What builders and retailers should do now
You do not need to boil the ocean. You need to be first in line when assistants become the default doorway.
- Join the checkout protocol early. If the assistant publishes an integration guide, implement it. Do not wait for multi item carts. Start with your top 50 products and learn how ranking reacts to your data.
- Clean your product data. Use consistent attributes, high quality images, and unambiguous variants. Mark authorized reseller status and warranty terms in machine readable fields.
- Model your policies. Convert returns, exchanges, warranties, and service levels into rules your merchant agent can enforce. Ambiguity wastes negotiation cycles and will quietly downrank you.
- Instrument refunds and disputes. Make instant refunds possible for low risk items. Log and expose dispute resolution times. Expect those metrics to shape your assistant ranking.

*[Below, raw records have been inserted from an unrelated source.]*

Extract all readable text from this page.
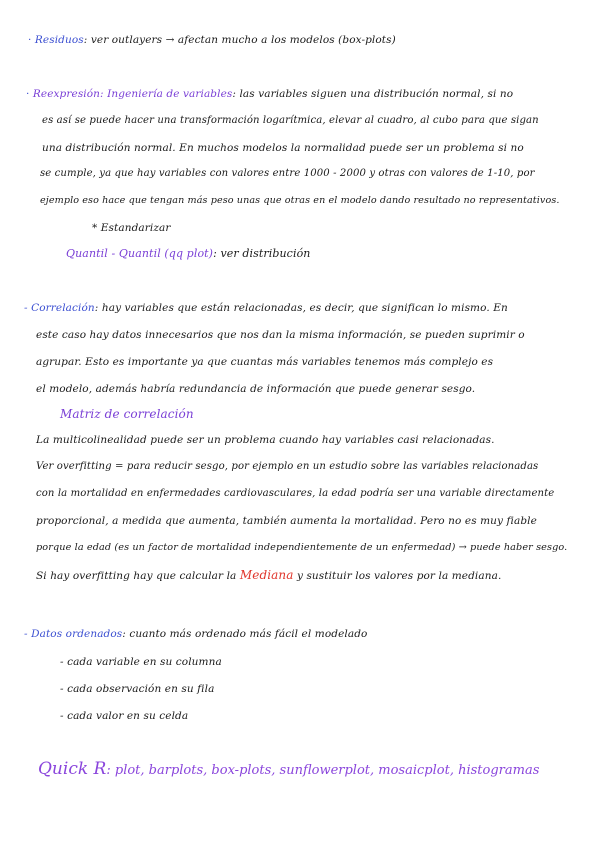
· Residuos: ver outlayers → afectan mucho a los modelos (box-plots)
· Reexpresión: Ingeniería de variables: las variables siguen una distribución normal, si no
es así se puede hacer una transformación logarítmica, elevar al cuadro, al cubo para que sigan
una distribución normal. En muchos modelos la normalidad puede ser un problema si no
se cumple, ya que hay variables con valores entre 1000 - 2000 y otras con valores de 1-10, por
ejemplo eso hace que tengan más peso unas que otras en el modelo dando resultado no representativos.
* Estandarizar
Quantil - Quantil (qq plot): ver distribución
- Correlación: hay variables que están relacionadas, es decir, que significan lo mismo. En
este caso hay datos innecesarios que nos dan la misma información, se pueden suprimir o
agrupar. Esto es importante ya que cuantas más variables tenemos más complejo es
el modelo, además habría redundancia de información que puede generar sesgo.
Matriz de correlación
La multicolinealidad puede ser un problema cuando hay variables casi relacionadas.
Ver overfitting = para reducir sesgo, por ejemplo en un estudio sobre las variables relacionadas
con la mortalidad en enfermedades cardiovasculares, la edad podría ser una variable directamente
proporcional, a medida que aumenta, también aumenta la mortalidad. Pero no es muy fiable
porque la edad (es un factor de mortalidad independientemente de un enfermedad) → puede haber sesgo.
Si hay overfitting hay que calcular la Mediana y sustituir los valores por la mediana.
- Datos ordenados: cuanto más ordenado más fácil el modelado
- cada variable en su columna
- cada observación en su fila
- cada valor en su celda
Quick R: plot, barplots, box-plots, sunflowerplot, mosaicplot, histogramas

- Build brand outside, trust inside. Keep storytelling and community on your own channels. Inside the assistant, focus on the proof points the trust layer surfaces: reliability, clarity, provenance.
- Design for explainability. Add fields that make it easy for an assistant to explain why your product is a good match. Think feature summaries, policy shortcuts, and clear tradeoffs.
- Price for negotiation. Expect limited, logged concessions. Build margin room where policy changes can substitute for price cuts, such as flexible delivery windows or credit for future purchases.
The risks and how to blunt them
The same dynamics that simplify buying can amplify misaligned incentives.
- Conversion over everything. An assistant could quietly steer to higher fee offers. Countermeasure: auction transparency and third party audits that correlate recommendations with take rates.
- Dark patterns in sentences. Nudges move from pop ups to phrasing. Countermeasure: dialog disclosure rules, user level controls, and a report abuse flow inside the chat.
- Vertical integration without checks. One company could own recommendation, payment, and marketplace distribution. Countermeasure: separation of roles and simple, testable conduct rules.
- Synthetic sameness. Machine made feeds could drown out human creativity. Countermeasure: provenance signals, diversity targets in feeds, and user controls to steer curation.
None of these outcomes are inevitable if we lay the rails and keep measurement honest.
The bottom line
This week felt like a small step, but it is a crossing. Once assistants can both shape demand and capture it, links stop being the spine of the web and start becoming a side door. The habit of clicking out will survive for a while. Then it will feel like writing a check at a grocery store. You can still do it. You will not want to.
The collapse of the click-through economy into model mediated demand capture is not a catastrophe. It is a redesign of the interface between people and markets. Build the provenance rails so we know what we are seeing. Install competitive safeguards so ranking rewards relevance, not rent. Grow reputational markets so good actors win and bad ones are caught.
Assistants are becoming marketplaces. That is not a headline for next year. It is the operating assumption for the next release cycle. Design for it now, while the defaults are still being set.